Lamb is of course referring to roast suckling pig, not “your grown porkers,” not “the maturity of rank bacon.”

See him in the dish, his second cradle, how meek he lieth!— wouldst thou have had this innocent grow up to the grossness and indocility which too often accompany maturer swinehood? Ten to one he would have proved a glutton, a sloven, an obstinate, disagreeable animal — wallowing in all manner of filthy conversation — from these sins he is happily snatched away

Ere sin could blight or sorrow fade,
Death came with timely care—

The blogosphere has an idea that “ham and pineapple” is a 20th-century thing. (Incidentally, the best kind of pizza is not “Hawaiian” but ham and onion and mushroom and pineapple, or “HOMP.”) The date “1925” comes up a lot, for some reason. But here’s Lamb again, in 1822, linking pig and pineapple:

Pine-apple is great. She is indeed almost too transcendent — a delight, if not sinful, yet so like to sinning that really a tender-conscienced person would do well to pause — too ravishing for mortal taste, she woundeth and excoriateth the lips that approach her — like lovers’ kisses, she biteth — she is a pleasure bordering on pain from the fierceness and insanity of her relish. But she stoppeth at the palate — she meddleth not with the appetite — and the coarsest hunger might barter her consistently for a mutton-chop.

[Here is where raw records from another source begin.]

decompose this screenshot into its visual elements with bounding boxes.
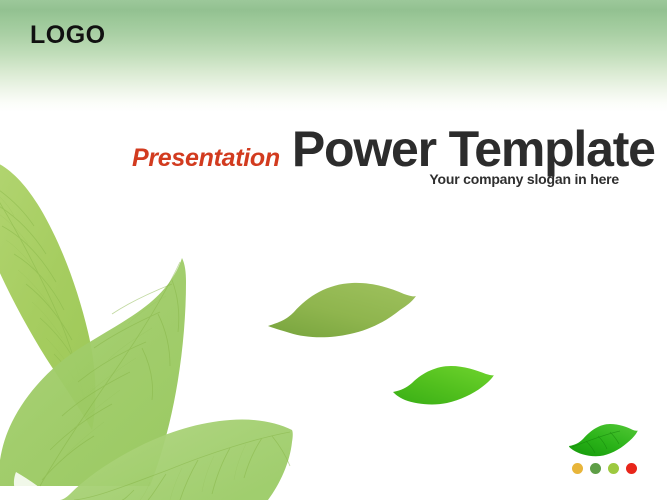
- title-prefix: Presentation: [132, 144, 280, 173]
- floating-leaf-small: [568, 420, 638, 462]
- page-title: Power Template: [292, 124, 655, 174]
- dot-light-green: [608, 463, 619, 474]
- presentation-slide: LOGO: [0, 0, 667, 500]
- floating-leaf-medium: [392, 362, 494, 410]
- dot-green: [590, 463, 601, 474]
- leaf-artwork: [0, 150, 310, 500]
- floating-leaf-large: [266, 278, 416, 344]
- logo-text: LOGO: [30, 23, 106, 48]
- top-gradient-band: [0, 0, 667, 112]
- dot-red: [626, 463, 637, 474]
- company-slogan: Your company slogan in here: [429, 171, 619, 187]
- dot-gold: [572, 463, 583, 474]
- dot-row: [572, 463, 637, 474]
- title-row: Presentation Power Template: [132, 124, 655, 174]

“Roast Pig” extends a letter on the same theme sent by Lamb to Coleridge (the author of the “Epitaph on an Infant” quoted above) after someone had sent Coleridge a pig. (Apparently not Lamb, says the footnote; although the footnoter might just be taking Lamb’s essay too seriously.) Speaking of letters about sending pigs, in the January 1975 issue of The Classical Outlook J.D. Sadler translates Martial’s Epigrammata 9.48 as follows:

9.48 (To Garricus)

You swore by an oath that was sacred as Jove
That I would inherit a fourth of your trove.
I, wishfully thinking that this would come true,
Kept sending all manner of presents to you.
Among them I gave you a succulent pig;
It looked like a monster, the thing was so big.
And you gave a barbecue, everything free,
To which all were invited — all except me!
I can’t even wiggle my nose in the door
To watch all those bloated bums belching my boar.
Not even a knuckle was sent me this late.
You still think I’m getting that quarter-estate?

That’s the plot of Volpone, isn’t it?